Even the following day wasn't without incident. The plane took off around 8am and we were over the sea halfway to Manila when there was an ominous smell of leaking fuel; the pilot made an unscheduled stop on the island of Cebu, making an emergency landing with several fire engines waiting for us on the runway. We transferred to a second plane and finally reached Manila nearly 24 hours late. We left for Seoul, the Korean capital, on Sunday May 2nd by Korean Airlines. On arrival, I immediately clashed with the Quarantine Officer who, before my very eyes, destroyed my two large bunches of bananas.

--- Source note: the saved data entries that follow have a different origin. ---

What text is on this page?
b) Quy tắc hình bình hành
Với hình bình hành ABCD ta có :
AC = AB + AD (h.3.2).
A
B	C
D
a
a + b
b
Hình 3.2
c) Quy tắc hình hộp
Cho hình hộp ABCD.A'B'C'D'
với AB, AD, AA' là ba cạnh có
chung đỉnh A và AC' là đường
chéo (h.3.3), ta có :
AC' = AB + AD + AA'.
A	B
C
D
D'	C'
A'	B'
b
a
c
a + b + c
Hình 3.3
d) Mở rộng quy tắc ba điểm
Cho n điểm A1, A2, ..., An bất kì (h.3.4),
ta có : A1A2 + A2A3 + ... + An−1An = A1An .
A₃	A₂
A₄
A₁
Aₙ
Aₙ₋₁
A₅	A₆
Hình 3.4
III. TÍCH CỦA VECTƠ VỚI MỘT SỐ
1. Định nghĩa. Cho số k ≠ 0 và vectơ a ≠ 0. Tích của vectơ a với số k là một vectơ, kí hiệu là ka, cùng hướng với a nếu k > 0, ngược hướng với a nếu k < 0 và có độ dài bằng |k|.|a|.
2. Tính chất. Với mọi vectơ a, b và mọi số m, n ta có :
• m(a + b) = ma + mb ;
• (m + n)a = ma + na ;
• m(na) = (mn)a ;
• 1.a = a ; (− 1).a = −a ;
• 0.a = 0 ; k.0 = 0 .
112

We saw English papers at the Embassy in Seoul but still don't know who won the Cup or the League; I imagine Liverpool won or drew that final last game and the club is split in two at Tipton as Wolves & Albion changed places! I sincerely hope Wolves won and somehow stayed in Division One; not because I love Wolves but because it would be great to see unfashionable QPR as champs. Confirm my worst fears on this point in your next letter.

Best wishes

Tony


[Editor's note: Wolves did indeed lose their final match of the season 3-1 to Liverpool, consigning them to Division Two while Liverpool won the title at QPR's expense. Albion were promoted back to Division One with a memorable Tony Brown goal away at Oldham.]